Insomma una confusione, con sovrapposizioni, differenti sistemi, mancanza di un coordinamento efficace e di una visione univoca e razionale, per non parlare, poi, dei maggiori costi evitabili.
La Corte, quindi, ha evidenziato la necessità di “implementare e migliorare la fase attuativa della pur presente programmazione regionale in materia, con rafforzamento delle conseguenti fasi di coordinamento e controllo dell’intero settore, anche al fine di realizzare nei tempi previsti i progetti da diversi anni in cantiere”, azione ancor più importante oggi che ci troviamo nell’assoluto bisogno “di utilizzare in modo efficiente gli ingenti fondi in arrivo dall’Europa per la digitalizzazione (fondi Fesr, Fse e recovery fund)”.

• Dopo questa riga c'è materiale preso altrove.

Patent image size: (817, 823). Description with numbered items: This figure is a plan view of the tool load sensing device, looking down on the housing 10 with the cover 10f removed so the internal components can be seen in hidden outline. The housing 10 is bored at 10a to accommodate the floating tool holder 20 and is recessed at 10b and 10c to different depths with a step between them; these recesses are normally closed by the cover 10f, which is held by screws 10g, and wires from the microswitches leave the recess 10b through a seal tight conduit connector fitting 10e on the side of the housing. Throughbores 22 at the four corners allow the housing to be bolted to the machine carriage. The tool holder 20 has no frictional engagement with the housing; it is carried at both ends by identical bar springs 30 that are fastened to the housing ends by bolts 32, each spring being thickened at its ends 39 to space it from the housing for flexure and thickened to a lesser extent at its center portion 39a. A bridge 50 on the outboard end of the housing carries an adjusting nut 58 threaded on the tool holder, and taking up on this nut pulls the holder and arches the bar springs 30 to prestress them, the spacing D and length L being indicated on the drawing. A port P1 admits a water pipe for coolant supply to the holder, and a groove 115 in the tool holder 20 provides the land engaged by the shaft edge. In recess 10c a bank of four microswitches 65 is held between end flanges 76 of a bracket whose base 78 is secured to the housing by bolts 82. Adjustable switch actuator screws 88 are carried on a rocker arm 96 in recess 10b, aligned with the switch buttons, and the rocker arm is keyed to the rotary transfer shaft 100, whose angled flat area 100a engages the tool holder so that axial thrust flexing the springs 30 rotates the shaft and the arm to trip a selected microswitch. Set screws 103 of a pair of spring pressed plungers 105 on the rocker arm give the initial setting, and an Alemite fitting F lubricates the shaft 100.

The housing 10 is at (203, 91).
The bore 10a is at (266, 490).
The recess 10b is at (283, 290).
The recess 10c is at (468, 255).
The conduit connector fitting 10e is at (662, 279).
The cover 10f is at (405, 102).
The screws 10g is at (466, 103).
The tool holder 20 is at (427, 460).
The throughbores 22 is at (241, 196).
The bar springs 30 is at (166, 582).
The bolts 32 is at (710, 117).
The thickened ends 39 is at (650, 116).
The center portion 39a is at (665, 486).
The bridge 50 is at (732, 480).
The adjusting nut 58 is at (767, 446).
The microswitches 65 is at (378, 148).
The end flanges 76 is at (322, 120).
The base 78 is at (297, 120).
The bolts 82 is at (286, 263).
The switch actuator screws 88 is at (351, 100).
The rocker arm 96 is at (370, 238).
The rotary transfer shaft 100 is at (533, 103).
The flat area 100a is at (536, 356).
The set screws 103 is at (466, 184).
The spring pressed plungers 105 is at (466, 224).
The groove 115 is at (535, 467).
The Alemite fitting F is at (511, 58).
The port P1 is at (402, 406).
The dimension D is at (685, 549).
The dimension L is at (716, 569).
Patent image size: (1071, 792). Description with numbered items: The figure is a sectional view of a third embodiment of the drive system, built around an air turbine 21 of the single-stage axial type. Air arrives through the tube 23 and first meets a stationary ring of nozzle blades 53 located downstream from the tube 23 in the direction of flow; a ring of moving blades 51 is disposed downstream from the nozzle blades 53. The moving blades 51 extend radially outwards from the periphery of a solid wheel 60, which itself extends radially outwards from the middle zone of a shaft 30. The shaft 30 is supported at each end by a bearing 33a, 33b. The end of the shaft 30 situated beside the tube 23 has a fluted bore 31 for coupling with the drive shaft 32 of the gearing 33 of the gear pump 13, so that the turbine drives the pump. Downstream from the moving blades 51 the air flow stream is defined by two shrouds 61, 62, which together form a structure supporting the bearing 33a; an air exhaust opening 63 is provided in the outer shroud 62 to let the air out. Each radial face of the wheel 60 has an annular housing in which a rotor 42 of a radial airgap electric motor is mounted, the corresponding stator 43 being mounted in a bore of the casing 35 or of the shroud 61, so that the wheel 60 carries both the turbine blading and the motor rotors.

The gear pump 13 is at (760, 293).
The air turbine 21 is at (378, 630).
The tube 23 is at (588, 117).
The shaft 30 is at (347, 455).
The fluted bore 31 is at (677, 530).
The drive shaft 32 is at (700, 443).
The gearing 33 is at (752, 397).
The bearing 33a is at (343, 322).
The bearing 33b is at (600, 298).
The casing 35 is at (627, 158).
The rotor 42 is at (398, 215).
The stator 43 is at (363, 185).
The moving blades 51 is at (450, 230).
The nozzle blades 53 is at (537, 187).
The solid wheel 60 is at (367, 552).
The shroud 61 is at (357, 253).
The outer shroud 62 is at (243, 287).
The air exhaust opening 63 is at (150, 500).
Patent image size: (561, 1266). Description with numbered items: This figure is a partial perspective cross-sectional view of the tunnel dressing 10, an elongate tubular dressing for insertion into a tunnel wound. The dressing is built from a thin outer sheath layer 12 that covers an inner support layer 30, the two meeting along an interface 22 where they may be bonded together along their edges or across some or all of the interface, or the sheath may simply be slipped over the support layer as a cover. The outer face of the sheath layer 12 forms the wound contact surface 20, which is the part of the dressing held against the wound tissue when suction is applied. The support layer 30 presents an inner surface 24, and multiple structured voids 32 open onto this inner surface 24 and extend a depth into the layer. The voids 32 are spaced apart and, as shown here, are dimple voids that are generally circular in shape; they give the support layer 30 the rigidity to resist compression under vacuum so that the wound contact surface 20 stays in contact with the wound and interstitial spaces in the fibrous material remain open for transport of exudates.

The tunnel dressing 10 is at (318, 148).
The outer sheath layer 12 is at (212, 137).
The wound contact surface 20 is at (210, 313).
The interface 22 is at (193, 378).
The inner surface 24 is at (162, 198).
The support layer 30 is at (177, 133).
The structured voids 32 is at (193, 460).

Ed è proprio la fase di coordinamento e di controllo (quindi, anche di verifica della sicurezza) dell’intero settore, che riveste carattere strategico, che, a quanto pare, il Governo regionale non ha curato nel migliore dei modi.
Condivisibili, quindi, sono le dichiarazioni dell’opposizione ed, in particolare, di Giorgia Meloni la quale ha tuonato: “La vulnerabilità dei sistemi della Regione Lazio è disarmante, così come anche la gestione e la reazione all’attacco dei pirati informatici. Zingaretti dica realmente come stanno le cose, dica cos’è accaduto e spieghi perché un data center inaugurato nel 2019 è stato facilmente messo in ginocchio. Ma soprattutto dia garanzie sul ripristino.”
Pian pianino il sistema si sta riattivando, ma resta lo sgomento per il grave avvenimento.
Nel XXI secolo la cybersecurity non è un optional, bensì la vera frontiera della sicurezza nazionale ed ogni istituzione farebbe bene a mettere tra le questioni primarie da affrontare per la tutela dei cittadini proprio la sicurezza dei sistemi informatici che, se bloccati o, peggio, fraudolentemente utilizzati, possono creare danni non minori di quelli di un bombardamento.